Soprano | Hannah Morrison |
Controtenore | David Allsopp |
Basso | Florian Just |
Tenore | Jo Holzwarth |
Direttore | Frieder Bernius |
Kammerchor und Barockorchester Stuttgart | |
Johann Sebastian Bach | Messa in si minore, BWV 232 |
Ascoltando la Messa in si minore di Bach al Teatro Verdi di Pordenone, nell’esecuzione dei complessi di Stoccarda fondati e diretti da Frieder Bernius, si ha la sensazione di trovarsi di fronte agli epigoni di una grande tradizione. Non tradizione per come la si intende sovente in ambito esecutivo, cioè come il progressivo sedimentarsi di abitudini, nobili o deteriori che siano, ma come civiltà musicale, anzi, culturale. In realtà l’organico stesso e la prassi adottati dall’orchestra sono quanto di più distante dalla maniera post-romantica; al contrario, l’impostazione è filologicamente all’avanguardia e dimostra ancora una volta quanto le scelte testuali a monte siano, al giorno d’oggi, non solo una questione di consapevolezza storica, ma un vera vera e propria risorsa espressiva determinante per svelare il genio compositivo nella musica pre-ottocentesca.

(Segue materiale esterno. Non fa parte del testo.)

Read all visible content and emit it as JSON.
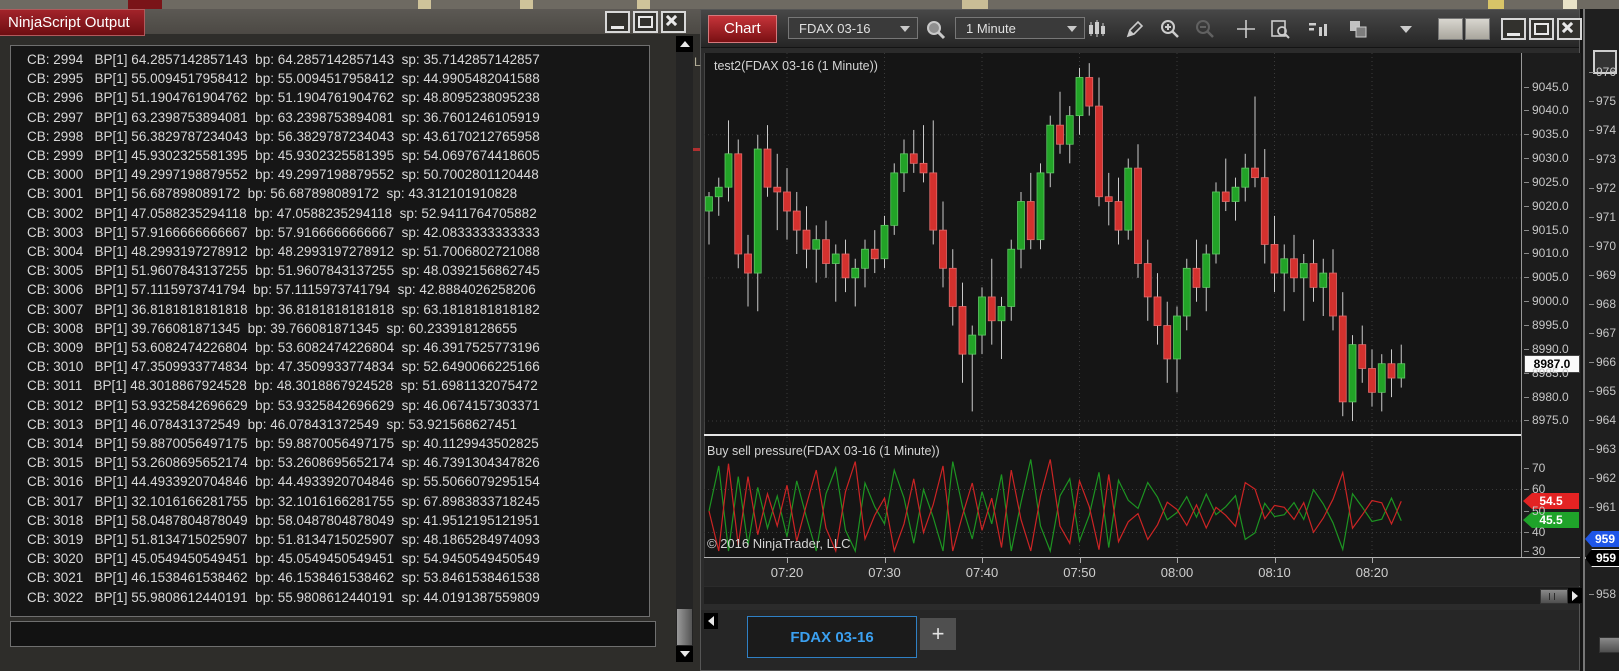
{
  "output_window": {
    "title": "NinjaScript Output",
    "window_buttons": [
      "minimize",
      "maximize",
      "close"
    ],
    "labels": {
      "cb": "CB:",
      "bp_bracket": "BP[1]",
      "bp": "bp:",
      "sp": "sp:"
    },
    "rows": [
      {
        "cb": "2994",
        "bp": "64.2857142857143",
        "sp": "35.7142857142857"
      },
      {
        "cb": "2995",
        "bp": "55.0094517958412",
        "sp": "44.9905482041588"
      },
      {
        "cb": "2996",
        "bp": "51.1904761904762",
        "sp": "48.8095238095238"
      },
      {
        "cb": "2997",
        "bp": "63.2398753894081",
        "sp": "36.7601246105919"
      },
      {
        "cb": "2998",
        "bp": "56.3829787234043",
        "sp": "43.6170212765958"
      },
      {
        "cb": "2999",
        "bp": "45.9302325581395",
        "sp": "54.0697674418605"
      },
      {
        "cb": "3000",
        "bp": "49.2997198879552",
        "sp": "50.7002801120448"
      },
      {
        "cb": "3001",
        "bp": "56.687898089172",
        "sp": "43.312101910828"
      },
      {
        "cb": "3002",
        "bp": "47.0588235294118",
        "sp": "52.9411764705882"
      },
      {
        "cb": "3003",
        "bp": "57.9166666666667",
        "sp": "42.0833333333333"
      },
      {
        "cb": "3004",
        "bp": "48.2993197278912",
        "sp": "51.7006802721088"
      },
      {
        "cb": "3005",
        "bp": "51.9607843137255",
        "sp": "48.0392156862745"
      },
      {
        "cb": "3006",
        "bp": "57.1115973741794",
        "sp": "42.8884026258206"
      },
      {
        "cb": "3007",
        "bp": "36.8181818181818",
        "sp": "63.1818181818182"
      },
      {
        "cb": "3008",
        "bp": "39.766081871345",
        "sp": "60.233918128655"
      },
      {
        "cb": "3009",
        "bp": "53.6082474226804",
        "sp": "46.3917525773196"
      },
      {
        "cb": "3010",
        "bp": "47.3509933774834",
        "sp": "52.6490066225166"
      },
      {
        "cb": "3011",
        "bp": "48.3018867924528",
        "sp": "51.6981132075472"
      },
      {
        "cb": "3012",
        "bp": "53.9325842696629",
        "sp": "46.0674157303371"
      },
      {
        "cb": "3013",
        "bp": "46.078431372549",
        "sp": "53.921568627451"
      },
      {
        "cb": "3014",
        "bp": "59.8870056497175",
        "sp": "40.1129943502825"
      },
      {
        "cb": "3015",
        "bp": "53.2608695652174",
        "sp": "46.7391304347826"
      },
      {
        "cb": "3016",
        "bp": "44.4933920704846",
        "sp": "55.5066079295154"
      },
      {
        "cb": "3017",
        "bp": "32.1016166281755",
        "sp": "67.8983833718245"
      },
      {
        "cb": "3018",
        "bp": "58.0487804878049",
        "sp": "41.9512195121951"
      },
      {
        "cb": "3019",
        "bp": "51.8134715025907",
        "sp": "48.1865284974093"
      },
      {
        "cb": "3020",
        "bp": "45.0549450549451",
        "sp": "54.9450549450549"
      },
      {
        "cb": "3021",
        "bp": "46.1538461538462",
        "sp": "53.8461538461538"
      },
      {
        "cb": "3022",
        "bp": "55.9808612440191",
        "sp": "44.0191387559809"
      }
    ]
  },
  "chart_window": {
    "title": "Chart",
    "toolbar": {
      "instrument": "FDAX 03-16",
      "interval": "1 Minute",
      "icons": [
        "chart-style",
        "drawing-tools",
        "zoom-in",
        "zoom-out",
        "crosshair",
        "data-box",
        "indicators",
        "bring-to-front",
        "more-tools"
      ]
    },
    "window_buttons": [
      "minimize",
      "maximize",
      "close"
    ],
    "price_panel_label": "test2(FDAX 03-16 (1 Minute))",
    "indicator_panel_label": "Buy sell pressure(FDAX 03-16 (1 Minute))",
    "copyright": "© 2016 NinjaTrader, LLC",
    "price_axis_ticks": [
      "9045.0",
      "9040.0",
      "9035.0",
      "9030.0",
      "9025.0",
      "9020.0",
      "9015.0",
      "9010.0",
      "9005.0",
      "9000.0",
      "8995.0",
      "8990.0",
      "8985.0",
      "8980.0",
      "8975.0"
    ],
    "last_price_badge": "8987.0",
    "indicator_axis_ticks": [
      "70",
      "60",
      "50",
      "40",
      "30"
    ],
    "sell_badge": "54.5",
    "buy_badge": "45.5",
    "time_ticks": [
      {
        "label": "07:20",
        "index": 8
      },
      {
        "label": "07:30",
        "index": 18
      },
      {
        "label": "07:40",
        "index": 28
      },
      {
        "label": "07:50",
        "index": 38
      },
      {
        "label": "08:00",
        "index": 48
      },
      {
        "label": "08:10",
        "index": 58
      },
      {
        "label": "08:20",
        "index": 68
      }
    ],
    "tab": "FDAX 03-16",
    "add_tab": "+"
  },
  "background_window": {
    "axis_labels": [
      "976",
      "975",
      "974",
      "973",
      "972",
      "971",
      "970",
      "969",
      "968",
      "967",
      "966",
      "965",
      "964",
      "963",
      "962",
      "961",
      null,
      null,
      "958"
    ],
    "blue_badge": "959",
    "black_badge": "959"
  },
  "chart_data": [
    {
      "type": "candlestick",
      "title": "test2(FDAX 03-16 (1 Minute))",
      "instrument": "FDAX 03-16",
      "interval": "1 Minute",
      "ylim": [
        8972,
        9052
      ],
      "y_ticks": [
        9045,
        9040,
        9035,
        9030,
        9025,
        9020,
        9015,
        9010,
        9005,
        9000,
        8995,
        8990,
        8985,
        8980,
        8975
      ],
      "x_tick_labels": [
        "07:20",
        "07:30",
        "07:40",
        "07:50",
        "08:00",
        "08:10",
        "08:20"
      ],
      "last_price": 8987.0,
      "up_color": "#22a327",
      "down_color": "#d4312e",
      "grid_price_lines": [
        9035,
        9005,
        8975
      ],
      "candles_ohlc": [
        [
          9019,
          9023,
          9012,
          9022
        ],
        [
          9022,
          9026,
          9018,
          9024
        ],
        [
          9024,
          9038,
          9021,
          9031
        ],
        [
          9031,
          9034,
          9007,
          9010
        ],
        [
          9010,
          9014,
          8999,
          9006
        ],
        [
          9006,
          9035,
          8998,
          9032
        ],
        [
          9032,
          9037,
          9022,
          9024
        ],
        [
          9024,
          9031,
          9015,
          9023
        ],
        [
          9023,
          9028,
          9013,
          9019
        ],
        [
          9019,
          9023,
          9010,
          9015
        ],
        [
          9015,
          9020,
          9007,
          9011
        ],
        [
          9011,
          9016,
          9004,
          9013
        ],
        [
          9013,
          9017,
          9005,
          9008
        ],
        [
          9008,
          9012,
          9000,
          9010
        ],
        [
          9010,
          9013,
          9002,
          9005
        ],
        [
          9005,
          9009,
          8999,
          9007
        ],
        [
          9007,
          9013,
          9003,
          9011
        ],
        [
          9011,
          9015,
          9006,
          9009
        ],
        [
          9009,
          9018,
          9007,
          9016
        ],
        [
          9016,
          9029,
          9014,
          9027
        ],
        [
          9027,
          9034,
          9023,
          9031
        ],
        [
          9031,
          9036,
          9027,
          9029
        ],
        [
          9029,
          9037,
          9025,
          9027
        ],
        [
          9027,
          9038,
          9012,
          9015
        ],
        [
          9015,
          9021,
          9003,
          9007
        ],
        [
          9007,
          9011,
          8995,
          8999
        ],
        [
          8999,
          9004,
          8983,
          8989
        ],
        [
          8989,
          8995,
          8977,
          8993
        ],
        [
          8993,
          9003,
          8989,
          9001
        ],
        [
          9001,
          9009,
          8991,
          8996
        ],
        [
          8996,
          9001,
          8988,
          8999
        ],
        [
          8999,
          9013,
          8996,
          9011
        ],
        [
          9011,
          9023,
          9007,
          9021
        ],
        [
          9021,
          9027,
          9011,
          9013
        ],
        [
          9013,
          9029,
          9011,
          9027
        ],
        [
          9027,
          9039,
          9024,
          9037
        ],
        [
          9037,
          9044,
          9031,
          9033
        ],
        [
          9033,
          9041,
          9029,
          9039
        ],
        [
          9039,
          9049,
          9035,
          9047
        ],
        [
          9047,
          9050,
          9039,
          9041
        ],
        [
          9041,
          9047,
          9020,
          9022
        ],
        [
          9022,
          9027,
          9016,
          9021
        ],
        [
          9021,
          9026,
          9012,
          9015
        ],
        [
          9015,
          9030,
          9013,
          9028
        ],
        [
          9028,
          9033,
          9005,
          9008
        ],
        [
          9008,
          9013,
          8996,
          9001
        ],
        [
          9001,
          9006,
          8991,
          8995
        ],
        [
          8995,
          9000,
          8983,
          8988
        ],
        [
          8988,
          8999,
          8981,
          8997
        ],
        [
          8997,
          9009,
          8994,
          9007
        ],
        [
          9007,
          9013,
          9000,
          9003
        ],
        [
          9003,
          9012,
          8998,
          9010
        ],
        [
          9010,
          9025,
          9008,
          9023
        ],
        [
          9023,
          9030,
          9019,
          9021
        ],
        [
          9021,
          9026,
          9017,
          9024
        ],
        [
          9024,
          9031,
          9021,
          9028
        ],
        [
          9028,
          9043,
          9024,
          9026
        ],
        [
          9026,
          9032,
          9008,
          9012
        ],
        [
          9012,
          9018,
          9002,
          9006
        ],
        [
          9006,
          9012,
          8998,
          9009
        ],
        [
          9009,
          9014,
          9002,
          9005
        ],
        [
          9005,
          9010,
          8996,
          9008
        ],
        [
          9008,
          9013,
          9000,
          9003
        ],
        [
          9003,
          9009,
          8997,
          9006
        ],
        [
          9006,
          9011,
          8994,
          8997
        ],
        [
          8997,
          9002,
          8976,
          8979
        ],
        [
          8979,
          8993,
          8975,
          8991
        ],
        [
          8991,
          8995,
          8983,
          8986
        ],
        [
          8986,
          8990,
          8978,
          8981
        ],
        [
          8981,
          8989,
          8977,
          8987
        ],
        [
          8987,
          8990,
          8980,
          8984
        ],
        [
          8984,
          8991,
          8982,
          8987
        ]
      ]
    },
    {
      "type": "line",
      "title": "Buy sell pressure(FDAX 03-16 (1 Minute))",
      "ylim": [
        15,
        85
      ],
      "y_ticks": [
        70,
        60,
        50,
        40,
        30
      ],
      "grid_value_lines": [
        60,
        40
      ],
      "current_values": {
        "sell": 54.5,
        "buy": 45.5
      },
      "series": [
        {
          "name": "buy pressure",
          "color": "#1d9422",
          "values": [
            50,
            71,
            28,
            66,
            34,
            61,
            42,
            57,
            38,
            64,
            47,
            31,
            58,
            70,
            41,
            27,
            63,
            52,
            44,
            69,
            56,
            35,
            60,
            47,
            29,
            73,
            52,
            37,
            59,
            44,
            67,
            31,
            54,
            74,
            43,
            26,
            57,
            65,
            36,
            48,
            68,
            33,
            64.3,
            55.0,
            51.2,
            63.2,
            56.4,
            45.9,
            49.3,
            56.7,
            47.1,
            57.9,
            48.3,
            52.0,
            57.1,
            36.8,
            39.8,
            53.6,
            47.4,
            48.3,
            53.9,
            46.1,
            59.9,
            53.3,
            44.5,
            32.1,
            58.0,
            51.8,
            45.1,
            46.2,
            56.0,
            45.5
          ]
        },
        {
          "name": "sell pressure",
          "color": "#cc2424",
          "values": [
            50,
            29,
            72,
            34,
            66,
            39,
            58,
            43,
            62,
            36,
            53,
            69,
            42,
            30,
            59,
            73,
            37,
            48,
            56,
            31,
            44,
            65,
            40,
            53,
            71,
            27,
            48,
            63,
            41,
            56,
            33,
            69,
            46,
            26,
            57,
            74,
            43,
            35,
            64,
            52,
            32,
            67,
            35.7,
            45.0,
            48.8,
            36.8,
            43.6,
            54.1,
            50.7,
            43.3,
            52.9,
            42.1,
            51.7,
            48.0,
            42.9,
            63.2,
            60.2,
            46.4,
            52.6,
            51.7,
            46.1,
            53.9,
            40.1,
            46.7,
            55.5,
            67.9,
            42.0,
            48.2,
            54.9,
            53.8,
            44.0,
            54.5
          ]
        }
      ]
    }
  ]
}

Quel che invece riallaccia il filo con la storia della musica tedesca è la confidenza stretta con la materia.
La Barockorchester e il Kammerchor Stuttgart, ancor prima che all'arte, rendono servizio alla musica come nobile artigianato, in cui la cura per il dettaglio non è mai stucchevole né forzata, ma espressione naturale di una necessità. Lo testimoniano tangibilmente la fluidità, l'attenzione al bilanciamento di voci e sezioni, la pulizia esecutiva e la comune linea estetica sposata da tutte le parti in causa.
Se l’orchestra, su strumenti originali, ha il grande pregio di non inciampare nel tranello dell’eccessiva secchezza e nelle asprezze spesso tipiche delle compagini storicamente informate, ma riesce invece a prodursi in un amalgama morbido ed equilibrato - con le ovvie scortesie degli strumenti antichi, soprattutto degli ottoni - a sorprendere è soprattutto il coro, che è a dir poco miracoloso. Lo è per perfezione musicale e per equilibrio e naturalezza di un canto che è al tempo stesso controllato nell’emissione ma altresì chiaroscurato nel colore di ogni parola e dei soppesamenti interni.
Anche i solisti sono in linea con l’impostazione di devoto professionismo, senza picchi di virtuosismo né fenomeni, ma con strumentisti della voce perfettamente aderenti alla causa e calati in una visione dell’opera coerente dalla prima all’ultima nota. La migliore in campo è Hannah Morrison, soprano dal timbro luminoso e tecnicamente impeccabile. David Allsopp, controtenore, ben si comporta nella parte del contralto, così come convince pienamente Florian Just, basso dal colore e dal peso tendenzialmente leggeri. Jo Holzwarth infine è un giovane tenore che si alterna tra il coro e i due interventi da solo, ben eseguiti pur con uno strumento che ha ancora notevoli margini di maturazione soprattutto in basso.
A fine concerto successo calorosissimo per tutti.
La recensione si riferisce al concerto del 20 marzo 2024.